The new Singapore unit plans to sell bunker fuel, enter retail fuel markets in the Philippines, Thailand and Myanmar, and trade liquefied petroleum gas (LPG) in the region, Witjaksono said.
“We want to take Pertamina to the top 100 on Fortune 500,” Witjaksono said.
The company is currently ranked 175 on the Fortune Global 500 list.
To achieve that, Pertamina will have to increase its revenue by $10 billion by expanding overseas, he said.
The state-owned company hopes to leverage its low-sulphur fuel production to capture a slice of the ship refueling market in Singapore, the world’s top bunkering hub, Witjaksono said.
Ships globally will have to burn fuel that contains 0.5% sulphur, down from the current 3.5%, to comply with new regulations from the International Maritime Organization (IMO) from 2020.
“We have an advantage because of IMO 2020. Pertamina has low-sulphur fuel oil and blending components so we can enter into partnerships with oil blenders,” Witjaksono said.

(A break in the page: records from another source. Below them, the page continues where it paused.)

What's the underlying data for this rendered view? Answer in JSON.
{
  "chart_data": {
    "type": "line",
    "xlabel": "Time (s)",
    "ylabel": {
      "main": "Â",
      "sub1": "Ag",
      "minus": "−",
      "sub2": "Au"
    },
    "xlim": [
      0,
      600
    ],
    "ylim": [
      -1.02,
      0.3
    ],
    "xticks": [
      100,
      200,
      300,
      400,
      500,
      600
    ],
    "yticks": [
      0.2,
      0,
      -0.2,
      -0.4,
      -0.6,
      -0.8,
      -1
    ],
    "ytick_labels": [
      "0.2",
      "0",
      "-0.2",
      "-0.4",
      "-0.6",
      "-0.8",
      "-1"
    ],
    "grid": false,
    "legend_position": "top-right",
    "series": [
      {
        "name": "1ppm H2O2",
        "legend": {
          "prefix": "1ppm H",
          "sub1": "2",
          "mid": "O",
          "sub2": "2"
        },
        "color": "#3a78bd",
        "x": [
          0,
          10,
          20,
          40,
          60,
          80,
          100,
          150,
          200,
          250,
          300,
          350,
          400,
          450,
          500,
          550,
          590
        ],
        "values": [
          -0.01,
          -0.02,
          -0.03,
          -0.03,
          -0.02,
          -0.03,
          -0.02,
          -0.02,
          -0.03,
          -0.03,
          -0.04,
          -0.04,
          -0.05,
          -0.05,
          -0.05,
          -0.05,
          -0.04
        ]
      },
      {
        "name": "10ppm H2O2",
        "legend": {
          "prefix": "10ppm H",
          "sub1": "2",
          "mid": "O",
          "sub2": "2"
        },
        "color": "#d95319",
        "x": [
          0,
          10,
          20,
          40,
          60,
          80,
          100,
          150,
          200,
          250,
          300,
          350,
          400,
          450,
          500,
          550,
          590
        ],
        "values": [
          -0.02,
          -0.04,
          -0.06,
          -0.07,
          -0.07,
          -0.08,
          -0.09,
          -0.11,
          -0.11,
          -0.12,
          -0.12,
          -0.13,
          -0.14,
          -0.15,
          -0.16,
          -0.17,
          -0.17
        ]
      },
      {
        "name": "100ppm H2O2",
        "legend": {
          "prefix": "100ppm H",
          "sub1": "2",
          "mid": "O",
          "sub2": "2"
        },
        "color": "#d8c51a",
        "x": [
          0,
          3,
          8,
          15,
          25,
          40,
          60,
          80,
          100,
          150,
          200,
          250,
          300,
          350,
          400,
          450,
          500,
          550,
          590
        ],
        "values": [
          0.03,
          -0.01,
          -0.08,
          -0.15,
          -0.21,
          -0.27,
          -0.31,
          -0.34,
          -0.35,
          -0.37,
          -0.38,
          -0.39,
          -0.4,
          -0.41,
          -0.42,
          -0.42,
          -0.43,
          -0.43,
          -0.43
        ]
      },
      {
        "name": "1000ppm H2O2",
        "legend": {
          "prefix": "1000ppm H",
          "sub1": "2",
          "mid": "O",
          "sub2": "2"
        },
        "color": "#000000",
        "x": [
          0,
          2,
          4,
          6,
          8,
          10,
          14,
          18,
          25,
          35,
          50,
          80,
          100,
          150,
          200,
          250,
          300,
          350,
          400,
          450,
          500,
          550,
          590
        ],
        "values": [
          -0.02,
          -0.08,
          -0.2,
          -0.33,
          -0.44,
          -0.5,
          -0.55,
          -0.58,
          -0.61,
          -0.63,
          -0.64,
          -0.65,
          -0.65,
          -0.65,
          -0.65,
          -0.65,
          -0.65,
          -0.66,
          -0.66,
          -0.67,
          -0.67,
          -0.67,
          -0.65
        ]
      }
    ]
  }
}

Pertamina’s refineries produce low-sulphur waxy residue, decant oil and vacuum residue which can be blended to produce 0.5% sulphur fuel oil, he added.
Oil blending could take place at Pertamina’s Sambu oil terminal, located about 23 km (14 miles) from Singapore, which is being upgraded in a joint venture with U.S. firm Freepoint Commodities.
Pertamina will supply blending components to Freepoint, Witjaksono said, adding that the Indonesian firm is also keen to supply bunker fuel from the terminal to ships.
“There’s a change in our strategy as we no longer want to just sell blending components,” he said.
Pertamina also hopes to leverage on its status as the largest LPG buyer in the region, to get cheaper prices for bulk supplies and resell smaller parcels to importers such as China where LPG demand for petrochemical production is growing.
The Singapore office now employs five people and plans to expand to 16, he said.